Автор книги: Иван Наумов


Жанр: Боевики: Прочее, Боевики


Возрастные ограничения: +16

сообщить о неприемлемом содержимом

Текущая страница: 7 (всего у книги 26 страниц) [доступный отрывок для чтения: 8 страниц]

Шрифт:
- 100% +
Глава 12

Путь Шаталова был определен и понятен. Передышка, свободный вечер, а с утра – в бой. Пока не раскрутился административный маховик, стоило позаботиться о пребывании в Москве. Оформившись в служебное общежитие и забросив вещи, Шаталов направился в город.

Два года, неполных два года Шаталов не был в России, и как же она изменилась! Спешащая все успеть Москва сбила его с толку неистовым ритмом. Особая полубегущая походка людей в переходах намекала: торопись, иначе опоздаешь! Яркая цепкая реклама распространилась, как плесень, на каждом свободном уличном метре, хищно наползала слоем на слой – на стенах, тротуарах, над головой и под ногами, на тумбах, на растяжках поперек улиц и проспектов, в газетах и журналах случайных попутчиков, в мусорных баках…

Город словно удвоил обороты после прошлогоднего кризиса. Миксер крутился на второй скорости, и пена взбивалась что надо.

Путаясь в числах, Шаталов снял со сберкнижки денег на текущие расходы. Долго разглядывал купюры без привычных цепочек нулей. Попытался разыскать школьного друга Лерика, давно осевшего в Москве, но по всем трем телефонным номерам отвечали бесстрастные автоматические голоса. Один предложил оставить сообщение, Шаталов поприветствовал неуловимого друга и оставил свои координаты.

Купил пельменей и с позволения соседа, командированного с Урала, в его кастрюле сварил их на общей кухне. Сытость, усталость и непроходящее отчаяние сделали свое дело – Шаталов уснул, едва перебравшись из-за стола на узкую койку с провисающей панцирной сеткой. Отключился, как дачник в гамаке, даже раздеться не успел.

А со следующего утра начались долгие, вязкие дни. Рапорты, объяснительные, докладные записки – сколько же разных слов бюрократы придумали для практически одинаковых документов! Вскоре подключились узколицые и бесстрастные, как святые на старых иконах, военные следователи. Чередовались опросы и допросы. Оказалось, что между терминами есть какая-то ускользающая разница.
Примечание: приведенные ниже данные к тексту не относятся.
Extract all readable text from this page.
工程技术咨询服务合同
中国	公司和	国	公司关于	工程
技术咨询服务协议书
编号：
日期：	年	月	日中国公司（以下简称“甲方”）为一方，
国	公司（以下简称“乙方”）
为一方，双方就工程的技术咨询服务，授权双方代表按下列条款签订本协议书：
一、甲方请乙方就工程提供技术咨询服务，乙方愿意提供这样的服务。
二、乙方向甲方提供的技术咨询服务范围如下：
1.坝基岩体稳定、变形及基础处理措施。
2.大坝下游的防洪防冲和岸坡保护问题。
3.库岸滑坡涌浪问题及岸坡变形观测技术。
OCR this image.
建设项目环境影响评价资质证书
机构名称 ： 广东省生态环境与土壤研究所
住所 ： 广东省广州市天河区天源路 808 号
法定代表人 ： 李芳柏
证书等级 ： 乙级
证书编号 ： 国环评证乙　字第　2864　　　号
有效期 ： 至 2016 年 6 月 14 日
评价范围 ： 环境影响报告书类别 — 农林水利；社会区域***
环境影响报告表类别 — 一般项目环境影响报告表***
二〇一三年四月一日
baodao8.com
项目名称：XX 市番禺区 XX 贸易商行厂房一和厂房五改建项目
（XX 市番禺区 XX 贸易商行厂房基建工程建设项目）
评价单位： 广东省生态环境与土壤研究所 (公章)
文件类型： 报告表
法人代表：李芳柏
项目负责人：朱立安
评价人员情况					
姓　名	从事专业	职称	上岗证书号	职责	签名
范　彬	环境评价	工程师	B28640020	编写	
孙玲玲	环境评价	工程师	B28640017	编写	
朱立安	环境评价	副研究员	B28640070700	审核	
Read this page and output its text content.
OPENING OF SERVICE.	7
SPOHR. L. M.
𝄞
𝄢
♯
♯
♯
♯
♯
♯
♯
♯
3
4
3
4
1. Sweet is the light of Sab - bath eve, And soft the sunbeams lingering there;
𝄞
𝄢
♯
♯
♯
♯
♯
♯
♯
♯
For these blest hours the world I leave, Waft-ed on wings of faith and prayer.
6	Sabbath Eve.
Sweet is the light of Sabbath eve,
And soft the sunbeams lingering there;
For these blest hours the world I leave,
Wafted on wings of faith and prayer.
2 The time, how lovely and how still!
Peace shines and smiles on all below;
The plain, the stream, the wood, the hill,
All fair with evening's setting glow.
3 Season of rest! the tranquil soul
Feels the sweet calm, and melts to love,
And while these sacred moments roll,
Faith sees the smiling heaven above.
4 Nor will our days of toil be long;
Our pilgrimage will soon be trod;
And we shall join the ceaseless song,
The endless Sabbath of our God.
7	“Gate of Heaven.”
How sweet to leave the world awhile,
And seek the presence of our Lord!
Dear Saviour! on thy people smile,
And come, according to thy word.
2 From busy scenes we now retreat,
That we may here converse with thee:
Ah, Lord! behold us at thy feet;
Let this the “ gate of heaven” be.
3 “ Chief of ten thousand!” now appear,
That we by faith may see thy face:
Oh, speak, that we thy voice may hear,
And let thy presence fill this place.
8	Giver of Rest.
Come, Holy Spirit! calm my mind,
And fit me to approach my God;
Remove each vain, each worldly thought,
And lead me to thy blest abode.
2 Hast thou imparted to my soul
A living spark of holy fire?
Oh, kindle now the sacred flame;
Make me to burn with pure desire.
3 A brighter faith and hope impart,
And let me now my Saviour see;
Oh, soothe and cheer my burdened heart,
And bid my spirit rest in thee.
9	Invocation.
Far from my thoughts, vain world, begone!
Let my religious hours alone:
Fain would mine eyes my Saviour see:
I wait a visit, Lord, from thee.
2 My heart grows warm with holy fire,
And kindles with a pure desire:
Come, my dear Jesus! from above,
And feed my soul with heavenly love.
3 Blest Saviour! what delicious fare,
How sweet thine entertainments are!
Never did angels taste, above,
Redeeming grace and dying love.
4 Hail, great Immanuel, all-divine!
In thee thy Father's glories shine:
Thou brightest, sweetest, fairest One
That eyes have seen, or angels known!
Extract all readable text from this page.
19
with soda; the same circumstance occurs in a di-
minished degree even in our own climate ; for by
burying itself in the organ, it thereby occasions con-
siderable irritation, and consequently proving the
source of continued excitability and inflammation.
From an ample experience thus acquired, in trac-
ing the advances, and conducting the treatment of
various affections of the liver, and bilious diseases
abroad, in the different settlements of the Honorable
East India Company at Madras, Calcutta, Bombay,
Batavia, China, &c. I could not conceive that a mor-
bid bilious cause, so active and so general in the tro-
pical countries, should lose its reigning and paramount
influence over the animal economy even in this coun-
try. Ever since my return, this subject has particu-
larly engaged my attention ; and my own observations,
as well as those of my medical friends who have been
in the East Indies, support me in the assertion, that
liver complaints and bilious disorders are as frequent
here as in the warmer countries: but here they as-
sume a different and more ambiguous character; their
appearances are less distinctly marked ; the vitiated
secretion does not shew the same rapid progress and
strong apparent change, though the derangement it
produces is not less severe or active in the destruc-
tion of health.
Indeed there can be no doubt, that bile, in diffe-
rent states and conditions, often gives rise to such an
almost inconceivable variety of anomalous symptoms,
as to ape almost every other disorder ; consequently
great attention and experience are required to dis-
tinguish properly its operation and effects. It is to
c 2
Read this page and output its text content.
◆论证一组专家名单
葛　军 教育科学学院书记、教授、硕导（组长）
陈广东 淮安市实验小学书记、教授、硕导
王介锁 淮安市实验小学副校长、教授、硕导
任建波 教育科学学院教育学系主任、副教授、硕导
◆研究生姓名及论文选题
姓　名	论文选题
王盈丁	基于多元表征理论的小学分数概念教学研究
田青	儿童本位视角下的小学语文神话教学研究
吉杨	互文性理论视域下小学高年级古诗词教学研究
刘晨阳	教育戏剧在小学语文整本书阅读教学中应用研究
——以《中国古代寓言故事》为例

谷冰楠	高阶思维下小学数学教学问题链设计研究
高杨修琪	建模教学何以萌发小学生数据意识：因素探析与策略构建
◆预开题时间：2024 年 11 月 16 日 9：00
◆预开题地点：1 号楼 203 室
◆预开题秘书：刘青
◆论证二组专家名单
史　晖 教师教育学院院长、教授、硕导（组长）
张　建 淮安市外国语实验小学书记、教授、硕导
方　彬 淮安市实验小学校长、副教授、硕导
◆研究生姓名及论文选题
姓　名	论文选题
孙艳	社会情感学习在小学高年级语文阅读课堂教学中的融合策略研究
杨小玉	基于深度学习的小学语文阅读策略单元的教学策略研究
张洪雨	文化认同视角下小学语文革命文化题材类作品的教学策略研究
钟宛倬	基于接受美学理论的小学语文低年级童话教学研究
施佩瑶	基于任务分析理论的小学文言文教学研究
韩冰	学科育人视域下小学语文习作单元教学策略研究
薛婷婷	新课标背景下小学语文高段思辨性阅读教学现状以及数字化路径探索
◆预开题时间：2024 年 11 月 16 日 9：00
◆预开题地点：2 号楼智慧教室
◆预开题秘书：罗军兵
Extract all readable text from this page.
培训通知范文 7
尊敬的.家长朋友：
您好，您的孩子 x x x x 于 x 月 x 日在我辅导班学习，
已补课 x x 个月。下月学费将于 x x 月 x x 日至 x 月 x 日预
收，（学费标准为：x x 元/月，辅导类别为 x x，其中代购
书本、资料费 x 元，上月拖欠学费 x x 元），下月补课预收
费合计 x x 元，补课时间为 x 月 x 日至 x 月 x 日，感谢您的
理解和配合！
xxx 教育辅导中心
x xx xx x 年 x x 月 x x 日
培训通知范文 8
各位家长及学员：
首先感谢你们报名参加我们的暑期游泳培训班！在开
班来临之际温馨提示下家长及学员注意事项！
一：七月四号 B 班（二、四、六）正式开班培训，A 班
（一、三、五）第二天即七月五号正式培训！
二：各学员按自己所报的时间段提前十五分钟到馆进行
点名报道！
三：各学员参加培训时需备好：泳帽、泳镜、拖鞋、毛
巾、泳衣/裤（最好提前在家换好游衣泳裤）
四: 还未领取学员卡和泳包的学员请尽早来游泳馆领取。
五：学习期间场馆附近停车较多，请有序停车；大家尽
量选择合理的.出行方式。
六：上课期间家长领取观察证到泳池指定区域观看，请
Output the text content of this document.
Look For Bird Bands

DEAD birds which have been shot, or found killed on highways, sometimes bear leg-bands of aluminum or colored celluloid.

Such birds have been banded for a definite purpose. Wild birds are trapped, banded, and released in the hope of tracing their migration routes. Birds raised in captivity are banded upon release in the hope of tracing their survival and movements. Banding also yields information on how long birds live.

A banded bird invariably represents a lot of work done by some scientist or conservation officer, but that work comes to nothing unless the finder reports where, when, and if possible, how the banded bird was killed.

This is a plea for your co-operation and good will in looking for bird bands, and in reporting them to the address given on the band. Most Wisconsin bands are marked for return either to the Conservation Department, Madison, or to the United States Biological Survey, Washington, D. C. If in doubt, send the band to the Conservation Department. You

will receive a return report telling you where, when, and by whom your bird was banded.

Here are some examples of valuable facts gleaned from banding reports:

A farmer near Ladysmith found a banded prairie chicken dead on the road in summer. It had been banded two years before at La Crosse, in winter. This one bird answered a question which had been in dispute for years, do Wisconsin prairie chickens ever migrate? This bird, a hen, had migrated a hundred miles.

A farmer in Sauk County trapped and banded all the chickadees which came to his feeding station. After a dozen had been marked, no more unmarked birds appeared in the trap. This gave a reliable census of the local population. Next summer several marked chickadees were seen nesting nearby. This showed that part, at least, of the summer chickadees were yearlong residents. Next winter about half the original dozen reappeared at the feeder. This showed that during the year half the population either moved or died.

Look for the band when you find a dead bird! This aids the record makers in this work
Сложнее всего было придумать, что же такого неправильного сделал бравый американский капитан Роджерс, чтобы вызвать шаталовский гнев. Вступил в разговор с российскими рядовыми? Неуважительно отзывался о ВДВ?

Следователи кивали, записывали показания майора-дебошира, переглядывались, едва заметно морщились. Я бы тоже ни слову не поверил, думал Шаталов, выливая на них очередные россказни. Вот же у них работа!

Невозможно было бы сказать, сколько дней ушло на дачу показаний. Но они закончились самым важным визитом в долгой и почти безупречной карьере виновника всего этого кавардака.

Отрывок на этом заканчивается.